Inzamam swivel-pulled Mahmud to fine leg, where Manjural Islam couldn't stop the ball from going to the boundary. It was the second Test Pakistan had won by a one-wicket margin; Inzamam had been key back in 1994 too. He punched the air several times, in a break from his usual subdued celebrations.
Mahmud We lost a game that we should have won. We had heard that if Bangladesh had won that game, Inzamam might have retired from international cricket. But he was outstanding in that innings. His reaction after winning the game was something different too. I had never seen him celebrate like that before.
Butt Inzi bhai handled the tail well, and that really impacted his career as he was not in form. It really turned out to be great for him. He was a great batsman and that innings was one hell of a glimpse of his career.
Latif Had we lost against Bangladesh at that time, it could have had a very bad impact on Pakistan cricket. Everyone was sceptical about losing that game [against Bangladesh] in the 1999 World Cup, so it was very important for Pakistan to win that game in Multan.
For Bangladesh it was the first time that they had pushed a higher-ranked Test side right to the brink, but it ended in heartbreak. .

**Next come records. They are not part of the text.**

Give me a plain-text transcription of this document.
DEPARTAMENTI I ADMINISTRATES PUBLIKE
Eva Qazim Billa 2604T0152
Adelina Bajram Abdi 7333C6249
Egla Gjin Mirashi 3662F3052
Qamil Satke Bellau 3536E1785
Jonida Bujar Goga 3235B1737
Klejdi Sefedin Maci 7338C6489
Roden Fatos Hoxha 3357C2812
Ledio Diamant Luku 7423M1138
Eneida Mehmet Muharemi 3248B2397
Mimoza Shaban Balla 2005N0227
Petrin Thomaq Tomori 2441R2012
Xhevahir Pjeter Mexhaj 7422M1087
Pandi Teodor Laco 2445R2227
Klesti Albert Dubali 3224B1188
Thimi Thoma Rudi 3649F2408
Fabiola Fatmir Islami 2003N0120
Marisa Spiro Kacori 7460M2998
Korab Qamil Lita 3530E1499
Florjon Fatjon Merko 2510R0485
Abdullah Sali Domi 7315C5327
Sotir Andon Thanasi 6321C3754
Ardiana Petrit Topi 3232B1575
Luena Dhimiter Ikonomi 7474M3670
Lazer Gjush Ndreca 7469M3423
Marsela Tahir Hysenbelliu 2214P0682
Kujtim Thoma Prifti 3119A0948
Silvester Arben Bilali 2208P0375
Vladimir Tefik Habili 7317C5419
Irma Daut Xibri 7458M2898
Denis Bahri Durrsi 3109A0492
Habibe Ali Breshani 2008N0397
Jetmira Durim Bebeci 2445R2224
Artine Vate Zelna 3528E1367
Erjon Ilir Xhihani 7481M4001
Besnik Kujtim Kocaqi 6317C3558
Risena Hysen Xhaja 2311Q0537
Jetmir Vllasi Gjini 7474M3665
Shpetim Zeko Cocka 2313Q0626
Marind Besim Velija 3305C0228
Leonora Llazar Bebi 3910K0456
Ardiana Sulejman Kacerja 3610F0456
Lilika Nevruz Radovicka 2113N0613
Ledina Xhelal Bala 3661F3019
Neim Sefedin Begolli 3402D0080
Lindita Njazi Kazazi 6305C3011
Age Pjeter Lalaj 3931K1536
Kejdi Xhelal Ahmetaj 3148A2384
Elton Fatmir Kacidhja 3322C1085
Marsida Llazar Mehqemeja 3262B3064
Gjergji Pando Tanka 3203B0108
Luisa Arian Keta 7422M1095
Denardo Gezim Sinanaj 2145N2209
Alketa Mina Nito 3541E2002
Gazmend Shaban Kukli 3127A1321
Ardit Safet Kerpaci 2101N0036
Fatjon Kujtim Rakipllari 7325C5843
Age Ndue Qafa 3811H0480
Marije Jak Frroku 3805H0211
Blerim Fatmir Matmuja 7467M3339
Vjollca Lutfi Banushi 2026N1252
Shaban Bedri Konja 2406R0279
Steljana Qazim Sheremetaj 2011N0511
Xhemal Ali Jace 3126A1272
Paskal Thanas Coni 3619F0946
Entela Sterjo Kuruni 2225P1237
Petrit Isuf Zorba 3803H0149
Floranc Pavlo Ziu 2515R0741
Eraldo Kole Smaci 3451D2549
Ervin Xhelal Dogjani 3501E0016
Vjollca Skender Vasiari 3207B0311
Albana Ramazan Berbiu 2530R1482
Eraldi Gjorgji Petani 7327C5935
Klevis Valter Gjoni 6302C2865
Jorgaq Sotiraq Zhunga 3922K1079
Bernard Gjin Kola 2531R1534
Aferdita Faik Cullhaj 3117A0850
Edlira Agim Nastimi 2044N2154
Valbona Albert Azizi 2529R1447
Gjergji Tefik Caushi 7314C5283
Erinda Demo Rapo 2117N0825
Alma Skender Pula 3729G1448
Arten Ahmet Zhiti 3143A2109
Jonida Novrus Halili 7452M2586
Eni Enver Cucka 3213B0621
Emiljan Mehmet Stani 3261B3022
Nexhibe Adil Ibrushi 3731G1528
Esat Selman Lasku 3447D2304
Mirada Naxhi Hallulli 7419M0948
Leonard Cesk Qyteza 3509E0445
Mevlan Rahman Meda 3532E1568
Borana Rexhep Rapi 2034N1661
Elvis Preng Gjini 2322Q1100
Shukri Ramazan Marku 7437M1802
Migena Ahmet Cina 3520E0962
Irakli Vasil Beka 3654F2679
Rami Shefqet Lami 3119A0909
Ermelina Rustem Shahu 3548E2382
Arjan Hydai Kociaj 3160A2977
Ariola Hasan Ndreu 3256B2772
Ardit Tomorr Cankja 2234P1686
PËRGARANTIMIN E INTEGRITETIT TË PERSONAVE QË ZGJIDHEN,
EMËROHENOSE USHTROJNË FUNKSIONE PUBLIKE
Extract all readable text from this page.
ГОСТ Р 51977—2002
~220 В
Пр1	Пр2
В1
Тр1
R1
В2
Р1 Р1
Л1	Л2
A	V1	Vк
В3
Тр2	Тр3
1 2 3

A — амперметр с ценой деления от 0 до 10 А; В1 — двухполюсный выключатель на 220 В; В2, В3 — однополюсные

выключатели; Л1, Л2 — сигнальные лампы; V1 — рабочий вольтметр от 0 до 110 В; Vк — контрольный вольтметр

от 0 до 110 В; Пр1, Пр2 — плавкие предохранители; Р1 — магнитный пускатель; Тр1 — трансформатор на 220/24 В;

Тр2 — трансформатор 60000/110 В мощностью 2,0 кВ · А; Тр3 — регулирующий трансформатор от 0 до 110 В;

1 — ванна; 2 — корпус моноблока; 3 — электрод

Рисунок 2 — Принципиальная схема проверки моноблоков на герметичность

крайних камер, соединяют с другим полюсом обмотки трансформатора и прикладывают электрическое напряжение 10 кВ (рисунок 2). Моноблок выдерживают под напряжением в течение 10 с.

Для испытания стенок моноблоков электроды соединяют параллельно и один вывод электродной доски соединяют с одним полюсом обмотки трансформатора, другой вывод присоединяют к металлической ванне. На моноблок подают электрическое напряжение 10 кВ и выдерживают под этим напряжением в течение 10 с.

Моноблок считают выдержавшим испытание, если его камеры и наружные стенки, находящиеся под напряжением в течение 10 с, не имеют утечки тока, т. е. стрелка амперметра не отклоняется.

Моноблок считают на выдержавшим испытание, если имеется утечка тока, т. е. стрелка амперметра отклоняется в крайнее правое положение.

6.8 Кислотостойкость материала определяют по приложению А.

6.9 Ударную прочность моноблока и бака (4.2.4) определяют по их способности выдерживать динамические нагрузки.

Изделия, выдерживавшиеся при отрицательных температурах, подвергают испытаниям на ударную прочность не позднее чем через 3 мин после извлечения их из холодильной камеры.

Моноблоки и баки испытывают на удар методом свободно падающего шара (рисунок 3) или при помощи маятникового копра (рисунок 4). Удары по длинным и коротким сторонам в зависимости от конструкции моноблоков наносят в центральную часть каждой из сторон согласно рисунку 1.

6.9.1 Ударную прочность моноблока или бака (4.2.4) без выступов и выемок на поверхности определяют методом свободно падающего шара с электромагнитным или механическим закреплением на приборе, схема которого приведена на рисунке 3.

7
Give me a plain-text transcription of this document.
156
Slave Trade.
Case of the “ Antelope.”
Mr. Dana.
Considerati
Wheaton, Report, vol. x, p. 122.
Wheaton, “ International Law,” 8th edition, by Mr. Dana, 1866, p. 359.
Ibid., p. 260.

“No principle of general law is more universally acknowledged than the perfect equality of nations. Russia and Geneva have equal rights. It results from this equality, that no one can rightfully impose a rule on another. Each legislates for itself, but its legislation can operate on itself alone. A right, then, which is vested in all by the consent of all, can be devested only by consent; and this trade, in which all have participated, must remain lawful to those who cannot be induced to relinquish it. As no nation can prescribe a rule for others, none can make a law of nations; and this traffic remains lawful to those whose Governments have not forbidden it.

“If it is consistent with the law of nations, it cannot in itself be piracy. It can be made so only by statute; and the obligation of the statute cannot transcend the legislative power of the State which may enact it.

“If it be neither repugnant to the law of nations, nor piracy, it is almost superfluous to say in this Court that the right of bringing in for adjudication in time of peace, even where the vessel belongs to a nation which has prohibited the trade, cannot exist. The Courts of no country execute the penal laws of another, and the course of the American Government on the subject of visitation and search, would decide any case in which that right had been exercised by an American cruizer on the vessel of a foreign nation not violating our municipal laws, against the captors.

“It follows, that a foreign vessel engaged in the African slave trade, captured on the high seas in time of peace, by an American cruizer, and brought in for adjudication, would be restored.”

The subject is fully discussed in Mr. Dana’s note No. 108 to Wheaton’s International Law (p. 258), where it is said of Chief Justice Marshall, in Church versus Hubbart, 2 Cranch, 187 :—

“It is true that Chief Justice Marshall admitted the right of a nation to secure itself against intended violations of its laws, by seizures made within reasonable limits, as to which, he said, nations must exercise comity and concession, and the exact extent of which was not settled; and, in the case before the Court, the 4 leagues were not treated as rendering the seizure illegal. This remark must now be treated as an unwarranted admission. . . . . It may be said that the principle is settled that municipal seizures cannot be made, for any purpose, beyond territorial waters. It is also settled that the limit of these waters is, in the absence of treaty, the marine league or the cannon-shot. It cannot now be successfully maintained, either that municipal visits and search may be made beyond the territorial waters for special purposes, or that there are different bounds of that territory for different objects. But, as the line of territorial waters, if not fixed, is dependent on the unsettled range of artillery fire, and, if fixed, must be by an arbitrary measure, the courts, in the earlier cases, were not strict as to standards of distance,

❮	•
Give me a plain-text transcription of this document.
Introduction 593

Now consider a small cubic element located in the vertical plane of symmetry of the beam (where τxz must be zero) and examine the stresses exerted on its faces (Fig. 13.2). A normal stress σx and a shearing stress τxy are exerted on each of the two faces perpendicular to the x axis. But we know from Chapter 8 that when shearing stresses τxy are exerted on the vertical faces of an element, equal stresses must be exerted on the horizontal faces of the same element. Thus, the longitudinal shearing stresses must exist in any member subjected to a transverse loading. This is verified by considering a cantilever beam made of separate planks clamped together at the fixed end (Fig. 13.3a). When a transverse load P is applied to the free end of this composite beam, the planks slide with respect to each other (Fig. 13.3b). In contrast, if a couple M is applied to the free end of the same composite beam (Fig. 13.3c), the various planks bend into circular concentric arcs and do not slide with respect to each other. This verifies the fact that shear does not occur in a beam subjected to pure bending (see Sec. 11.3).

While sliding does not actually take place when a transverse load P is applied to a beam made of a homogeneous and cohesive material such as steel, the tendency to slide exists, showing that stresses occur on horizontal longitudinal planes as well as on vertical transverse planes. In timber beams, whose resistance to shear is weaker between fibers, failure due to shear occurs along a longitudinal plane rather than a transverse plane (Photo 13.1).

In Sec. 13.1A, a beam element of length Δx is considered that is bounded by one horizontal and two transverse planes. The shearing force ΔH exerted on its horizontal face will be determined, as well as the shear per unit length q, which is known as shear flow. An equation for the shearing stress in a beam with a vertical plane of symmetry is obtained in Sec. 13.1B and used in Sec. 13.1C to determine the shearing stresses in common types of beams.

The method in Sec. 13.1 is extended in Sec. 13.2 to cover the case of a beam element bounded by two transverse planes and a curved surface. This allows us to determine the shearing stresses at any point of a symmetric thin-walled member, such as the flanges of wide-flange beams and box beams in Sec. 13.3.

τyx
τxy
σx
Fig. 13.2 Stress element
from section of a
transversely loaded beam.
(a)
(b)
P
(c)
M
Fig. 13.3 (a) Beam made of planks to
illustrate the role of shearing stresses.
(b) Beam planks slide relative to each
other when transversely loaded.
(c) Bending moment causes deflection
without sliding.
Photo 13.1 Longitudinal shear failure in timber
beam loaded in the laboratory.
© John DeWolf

Mortaza I think almost everyone was crying. Ashraful cried in the bathroom. The environment suddenly turned sour. We knew we would win but we couldn't finish it off.
Mahmud We didn't talk for a long time after that game. Everyone cried in the dressing room. I couldn't stop myself from getting emotional too. We couldn't believe that we had lost that game. Even before that last ball, we thought we would take the last wicket.
Sarkar We had played Test cricket for three years, so had we won, it would have shifted Bangladesh cricket's momentum instantly. We got that shift finally around 2006-07, but it could have come in Multan.